The Y.O.U. program also gave Humphrey the kind of vital life lesson that isn’t printed on a credential certificate. A mother of two, Humphrey was eight months pregnant at the time of her training. Though she would have been happy to attend class in jogging pants and comfortable flats, her teachers had other ideas.
“We had to wear business attire every morning at 8:30,” Humphrey says. “It’s a business world and you have to get to work and do what you’ve got to do. There’s no slacking, so I had to suck it up.”
As Y.O.U. emerges post-pandemic, organizers must redouble their efforts to reach disproportionately impacted populations. Toms views the situation from a lens of economic justice, where everyone has an opportunity to succeed in life.
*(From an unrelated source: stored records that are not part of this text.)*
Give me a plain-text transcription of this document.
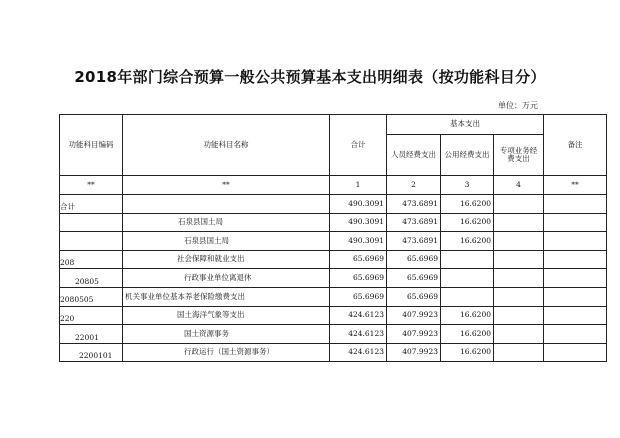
2018年部门综合预算一般公共预算基本支出明细表（按功能科目分）
单位：万元
功能科目编码	功能科目名称	合计	基本支出			备注
			人员经费支出	公用经费支出	专项业务经费支出	
**	**	1	2	3	4	**
合计		490.3091	473.6891	16.6200		
	石泉县国土局	490.3091	473.6891	16.6200		
	石泉县国土局	490.3091	473.6891	16.6200		
208	社会保障和就业支出	65.6969	65.6969			
20805	行政事业单位离退休	65.6969	65.6969			
2080505	机关事业单位基本养老保险缴费支出	65.6969	65.6969			
220	国土海洋气象等支出	424.6123	407.9923	16.6200		
22001	国土资源事务	424.6123	407.9923	16.6200		
2200101	行政运行（国土资源事务）	424.6123	407.9923	16.6200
“We know the coronavirus has impacted people of color more than others—a big part of that is the unemployment rate,” says Toms. “If we can put youth on the path to a good job, that’s going to tear down barriers for them.”
Humphrey is determined to continue working until her entrepreneurial aspirations are reached. As she strives toward that goal, she has a few words for the folks at Y.O.U.
“I’m very thankful for everyone—there’s a lot of people I could name,” says Humphrey. “There’s just a room full of people who want to see you do better.”